In March 2015, exasperated by events at Sport NI, the then Sinn Féin DCAL minister Carál Ní Chuilín had summoned Mr Henning and his vice-chairman Ian McAvoy and gave them an ultimatum: resign or be fired. They quit the next day.

Ms McKeown appealed her sacking. Last June, an appeal panel, which included former assistant chief constable of the PSNI Alistair Finlay, upheld Ms McKeown’s appeal against all seven charges of gross misconduct.

Lack of protection

The panel report said there had been a “co-ordinated attempt” to get rid of Ms McKeown and that the leadership investigation had been a “Trojan horse to investigate the appellant without proper formality and protection of due process”.

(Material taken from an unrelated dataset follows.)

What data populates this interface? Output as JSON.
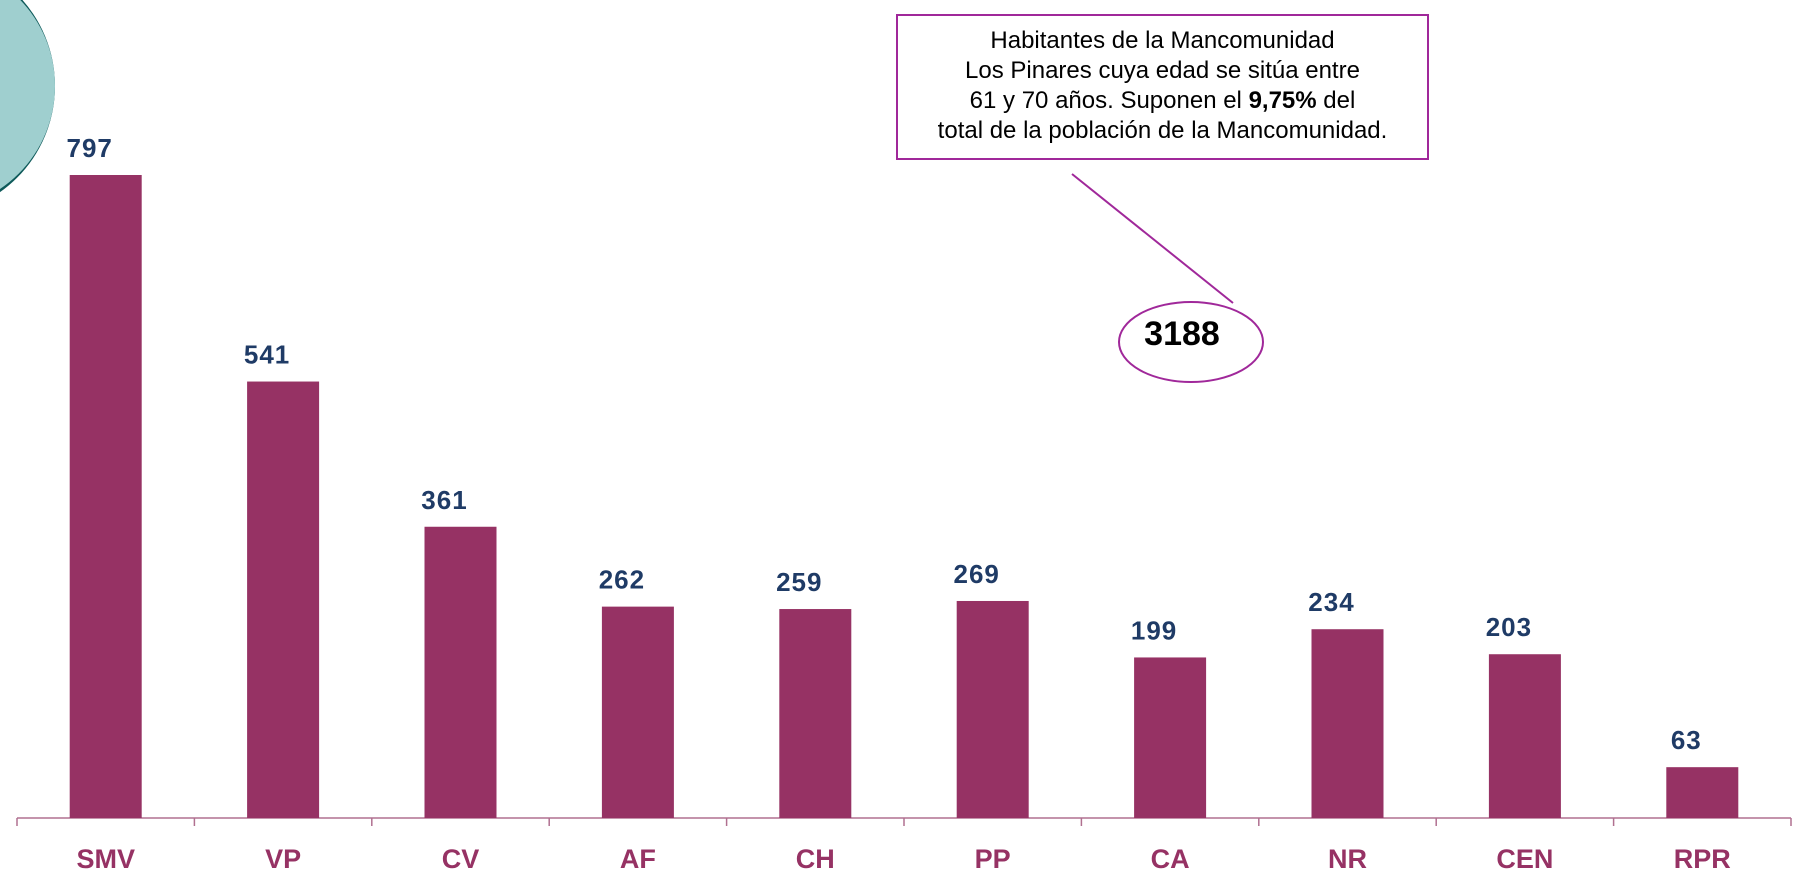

The gross misconduct findings were “unsafe”, it found, adding that the Sport NI board had shown “an unreasonable determination to pursue” Ms McKeown. Her dismissal had been unfair and the entire process she faced was “flawed”, it added.

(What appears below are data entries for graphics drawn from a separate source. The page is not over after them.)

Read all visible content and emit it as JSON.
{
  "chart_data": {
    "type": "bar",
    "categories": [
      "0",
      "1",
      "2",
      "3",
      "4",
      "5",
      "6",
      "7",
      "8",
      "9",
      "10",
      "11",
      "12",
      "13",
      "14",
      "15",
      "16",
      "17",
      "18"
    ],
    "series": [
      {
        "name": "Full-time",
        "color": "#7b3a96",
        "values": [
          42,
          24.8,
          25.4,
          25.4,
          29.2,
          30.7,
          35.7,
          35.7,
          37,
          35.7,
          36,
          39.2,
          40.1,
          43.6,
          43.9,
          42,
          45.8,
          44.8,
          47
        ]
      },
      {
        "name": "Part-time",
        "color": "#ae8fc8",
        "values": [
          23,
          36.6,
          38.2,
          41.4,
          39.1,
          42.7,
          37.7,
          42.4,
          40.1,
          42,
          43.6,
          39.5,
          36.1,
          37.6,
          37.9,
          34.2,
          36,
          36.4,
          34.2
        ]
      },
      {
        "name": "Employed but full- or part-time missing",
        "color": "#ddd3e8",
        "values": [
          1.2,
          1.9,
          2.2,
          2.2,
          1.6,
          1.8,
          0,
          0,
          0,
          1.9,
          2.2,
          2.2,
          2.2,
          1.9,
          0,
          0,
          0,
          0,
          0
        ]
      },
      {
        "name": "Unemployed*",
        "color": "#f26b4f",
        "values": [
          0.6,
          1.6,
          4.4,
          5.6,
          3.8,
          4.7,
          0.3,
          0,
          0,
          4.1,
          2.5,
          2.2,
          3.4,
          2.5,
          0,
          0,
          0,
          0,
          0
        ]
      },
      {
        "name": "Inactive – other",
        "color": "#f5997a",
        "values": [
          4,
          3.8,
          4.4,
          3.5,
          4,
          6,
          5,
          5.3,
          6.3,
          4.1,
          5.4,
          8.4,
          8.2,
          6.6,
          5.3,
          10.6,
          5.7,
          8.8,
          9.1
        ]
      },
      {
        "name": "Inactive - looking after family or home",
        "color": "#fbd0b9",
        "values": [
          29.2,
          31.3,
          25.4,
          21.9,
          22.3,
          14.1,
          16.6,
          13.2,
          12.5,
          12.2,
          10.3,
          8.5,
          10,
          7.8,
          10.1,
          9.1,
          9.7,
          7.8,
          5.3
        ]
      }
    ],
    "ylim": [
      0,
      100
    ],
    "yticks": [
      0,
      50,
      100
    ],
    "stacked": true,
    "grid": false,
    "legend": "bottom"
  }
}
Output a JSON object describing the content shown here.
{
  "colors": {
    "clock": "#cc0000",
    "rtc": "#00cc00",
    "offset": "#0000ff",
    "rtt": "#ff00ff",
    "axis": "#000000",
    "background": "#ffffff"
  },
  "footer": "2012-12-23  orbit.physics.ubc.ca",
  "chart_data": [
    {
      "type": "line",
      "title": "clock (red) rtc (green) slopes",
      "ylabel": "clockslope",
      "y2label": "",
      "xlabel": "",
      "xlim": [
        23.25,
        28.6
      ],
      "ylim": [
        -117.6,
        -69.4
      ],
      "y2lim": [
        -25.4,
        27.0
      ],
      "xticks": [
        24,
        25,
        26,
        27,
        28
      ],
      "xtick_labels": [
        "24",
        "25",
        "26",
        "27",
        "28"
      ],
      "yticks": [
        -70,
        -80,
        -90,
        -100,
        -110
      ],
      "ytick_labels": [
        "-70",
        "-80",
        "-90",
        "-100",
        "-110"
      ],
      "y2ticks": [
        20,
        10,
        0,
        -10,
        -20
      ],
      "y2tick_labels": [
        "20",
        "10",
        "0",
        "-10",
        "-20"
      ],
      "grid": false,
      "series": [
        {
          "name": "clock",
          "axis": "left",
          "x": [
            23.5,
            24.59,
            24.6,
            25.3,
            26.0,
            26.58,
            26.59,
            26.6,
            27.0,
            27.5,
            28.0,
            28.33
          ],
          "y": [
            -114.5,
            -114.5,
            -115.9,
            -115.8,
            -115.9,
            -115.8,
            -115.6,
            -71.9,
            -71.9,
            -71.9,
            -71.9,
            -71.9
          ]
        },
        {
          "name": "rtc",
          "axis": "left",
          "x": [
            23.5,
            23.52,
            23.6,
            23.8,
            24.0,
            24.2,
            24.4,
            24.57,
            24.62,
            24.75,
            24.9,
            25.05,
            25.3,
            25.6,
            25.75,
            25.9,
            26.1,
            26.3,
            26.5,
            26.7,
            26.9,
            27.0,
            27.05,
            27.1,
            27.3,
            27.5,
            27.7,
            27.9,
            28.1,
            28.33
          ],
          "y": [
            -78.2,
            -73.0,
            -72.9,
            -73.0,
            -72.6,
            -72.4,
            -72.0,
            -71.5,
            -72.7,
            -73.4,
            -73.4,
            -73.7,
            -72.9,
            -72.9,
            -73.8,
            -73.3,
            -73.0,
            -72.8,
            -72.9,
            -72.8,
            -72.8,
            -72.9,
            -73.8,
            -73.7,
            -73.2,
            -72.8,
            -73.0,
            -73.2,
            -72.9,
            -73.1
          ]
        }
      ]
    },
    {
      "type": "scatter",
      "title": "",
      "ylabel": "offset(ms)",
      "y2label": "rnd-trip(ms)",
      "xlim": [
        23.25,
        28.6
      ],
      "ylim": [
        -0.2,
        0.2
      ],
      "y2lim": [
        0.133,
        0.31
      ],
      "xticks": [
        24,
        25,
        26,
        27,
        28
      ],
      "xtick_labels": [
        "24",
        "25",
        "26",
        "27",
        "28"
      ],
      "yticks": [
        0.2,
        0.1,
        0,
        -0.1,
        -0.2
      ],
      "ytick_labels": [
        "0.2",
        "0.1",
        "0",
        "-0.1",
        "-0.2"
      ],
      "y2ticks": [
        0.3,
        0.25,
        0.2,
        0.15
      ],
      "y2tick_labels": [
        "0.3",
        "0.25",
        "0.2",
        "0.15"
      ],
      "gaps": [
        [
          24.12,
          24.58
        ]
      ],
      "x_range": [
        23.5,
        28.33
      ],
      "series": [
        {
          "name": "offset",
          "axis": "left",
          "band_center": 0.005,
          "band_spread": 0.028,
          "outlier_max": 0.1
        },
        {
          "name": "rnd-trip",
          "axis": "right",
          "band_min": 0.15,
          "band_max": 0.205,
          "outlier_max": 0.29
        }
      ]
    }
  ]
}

In emails and other documents seen by the appeal panel, Ms McKeown is described as “tootsie” and a “bitch”. One email quotes a senior figure telling other officials they needed to “sort AMcK out as soon as possible”.

In one email to Mr Henning, which was not answered, Mr McAvoy wrote: “AMcK was in Derry on Sat at the [Sinn Féin] ardfheis, surprise, surprise.” One witness told the appeal panel a senior official allegedly set fire to computer discs removed from the IT room and taken off-site shortly after Ms McKeown was suspended. Another tells how laptops and mobile phones were alleged dumped in a skip.

Faced with the strength of the appeal panel report, the new chairman of Sport NI , George Lucas, accepted its findings immediately and reinstated Ms McKeown. She returned to work last July.

Despite the acceptance of the findings, agreement on a compensation and apology package has stalled, and without a functioning elected government and political system to bring some focus, the deadlock is unlikely to be broken.

Ms McKeown is believed to be insisting on a public apology. Sport NI told The Irish Times it was unable to comment on personnel matters. Mr Henning has questioned why he was not interviewed by the appeal panel and maintained he was removed from the processes which led to Ms McKeown's suspension and sacking. Mr McAvoy declined to comment.